Updated
Updated · ZDNet · Jun 9
Doctors Struggle to Use Wearable Data From 30% of US Adults as EHR Systems Lag
Updated
Updated · ZDNet · Jun 9

Doctors Struggle to Use Wearable Data From 30% of US Adults as EHR Systems Lag

3 articles · Updated · ZDNet · Jun 9

Summary

  • More than 30% of US adults now use fitness or wellness wearables, but many doctors say most of the resulting data still cannot be used reliably in patient care.
  • Episodic care systems and EHRs were not built for continuous streams of heart rate, sleep, blood pressure and other metrics, leaving clinicians to juggle separate platforms, formats and patient-matching problems.
  • Researchers and physicians also question the validity of proprietary scores such as recovery or strain, warning that ignoring patient-generated data can alienate patients while acting on weak data can cause harm.
  • Some clinical wearables already feed into records, and efforts including Samsung's 2025 Xealth deal, open-source JupyterHealth and AI summarization tools aim to filter the useful signals back into EHRs.
  • New guidance from the American Academy of Neurology and calls for stronger validation, transparency and public infrastructure show the field is shifting from gadget adoption toward clinical governance.

Insights

Can US hospitals afford data systems for continuous monitoring when payment models still reward episodic care?
With AI analyzing our health data, are privacy laws like HIPAA strong enough to protect us?
AI can now synthesize patient data, but who is legally liable when its medical insights are wrong?
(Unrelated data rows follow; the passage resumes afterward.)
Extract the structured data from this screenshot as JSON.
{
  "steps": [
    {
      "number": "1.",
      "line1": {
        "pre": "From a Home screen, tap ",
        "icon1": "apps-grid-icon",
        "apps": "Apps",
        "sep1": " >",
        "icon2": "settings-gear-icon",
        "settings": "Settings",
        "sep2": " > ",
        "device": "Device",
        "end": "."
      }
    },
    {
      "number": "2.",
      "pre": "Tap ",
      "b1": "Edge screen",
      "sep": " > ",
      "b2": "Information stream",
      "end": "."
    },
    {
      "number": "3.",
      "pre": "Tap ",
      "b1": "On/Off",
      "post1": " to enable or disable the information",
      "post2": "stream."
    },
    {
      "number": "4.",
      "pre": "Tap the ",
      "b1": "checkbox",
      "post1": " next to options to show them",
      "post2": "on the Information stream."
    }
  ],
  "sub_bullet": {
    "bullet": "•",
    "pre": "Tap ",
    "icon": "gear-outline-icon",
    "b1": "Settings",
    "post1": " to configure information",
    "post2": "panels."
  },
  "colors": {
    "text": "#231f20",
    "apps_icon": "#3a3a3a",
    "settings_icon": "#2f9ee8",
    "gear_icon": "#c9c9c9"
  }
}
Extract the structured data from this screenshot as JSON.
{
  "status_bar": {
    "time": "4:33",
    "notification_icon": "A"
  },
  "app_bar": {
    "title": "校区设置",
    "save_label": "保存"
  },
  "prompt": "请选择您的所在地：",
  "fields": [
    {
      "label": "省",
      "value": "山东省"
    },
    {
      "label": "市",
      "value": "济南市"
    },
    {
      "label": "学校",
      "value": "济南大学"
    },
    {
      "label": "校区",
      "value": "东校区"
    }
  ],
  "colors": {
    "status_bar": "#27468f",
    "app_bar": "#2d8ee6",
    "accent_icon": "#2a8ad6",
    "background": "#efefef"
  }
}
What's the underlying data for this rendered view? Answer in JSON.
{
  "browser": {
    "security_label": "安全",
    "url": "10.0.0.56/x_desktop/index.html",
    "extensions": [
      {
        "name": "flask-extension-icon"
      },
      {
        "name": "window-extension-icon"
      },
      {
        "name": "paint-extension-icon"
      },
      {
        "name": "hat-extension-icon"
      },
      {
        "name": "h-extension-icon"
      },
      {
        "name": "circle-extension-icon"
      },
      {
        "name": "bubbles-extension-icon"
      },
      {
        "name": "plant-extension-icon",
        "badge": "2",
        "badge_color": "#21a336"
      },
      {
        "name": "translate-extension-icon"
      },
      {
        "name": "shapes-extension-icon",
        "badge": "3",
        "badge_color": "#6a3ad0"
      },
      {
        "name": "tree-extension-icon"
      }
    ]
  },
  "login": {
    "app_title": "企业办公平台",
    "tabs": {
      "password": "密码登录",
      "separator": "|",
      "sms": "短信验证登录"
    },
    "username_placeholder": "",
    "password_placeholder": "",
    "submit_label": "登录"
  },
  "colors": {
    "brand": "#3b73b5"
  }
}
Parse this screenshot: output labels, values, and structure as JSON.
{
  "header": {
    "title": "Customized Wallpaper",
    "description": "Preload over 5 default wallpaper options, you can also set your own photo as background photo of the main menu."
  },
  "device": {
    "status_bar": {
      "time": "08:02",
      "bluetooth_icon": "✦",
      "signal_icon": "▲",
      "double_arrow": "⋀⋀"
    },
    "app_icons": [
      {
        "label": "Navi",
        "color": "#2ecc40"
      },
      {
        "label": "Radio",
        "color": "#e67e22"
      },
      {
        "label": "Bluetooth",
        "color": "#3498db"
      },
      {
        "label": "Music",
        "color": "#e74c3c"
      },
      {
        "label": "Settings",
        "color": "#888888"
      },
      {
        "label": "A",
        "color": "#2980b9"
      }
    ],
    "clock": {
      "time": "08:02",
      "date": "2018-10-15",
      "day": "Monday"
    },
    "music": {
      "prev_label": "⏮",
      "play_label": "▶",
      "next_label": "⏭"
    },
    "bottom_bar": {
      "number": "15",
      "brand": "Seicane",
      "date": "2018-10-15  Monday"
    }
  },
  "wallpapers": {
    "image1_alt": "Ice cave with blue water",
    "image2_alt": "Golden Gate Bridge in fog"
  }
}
The Future of Healthcare: AI, Interoperability, and the Clinical Value of Wearable Data at 25% U.S. Adoption

Overview

As of mid-2026, healthcare is rapidly changing due to the combination of artificial intelligence, better data sharing, and the widespread use of wearable technology. This shift is moving patient care from a reactive approach to a more proactive and personalized one. By using real-time processing of Patient-Generated Health Data from wearables, healthcare providers can gain actionable insights. Machine learning and AI analyze this data live, supporting clinical decisions and improving precision medicine. As a result, doctors can use up-to-date information from wearables to make better care decisions, leading to more effective and targeted treatments.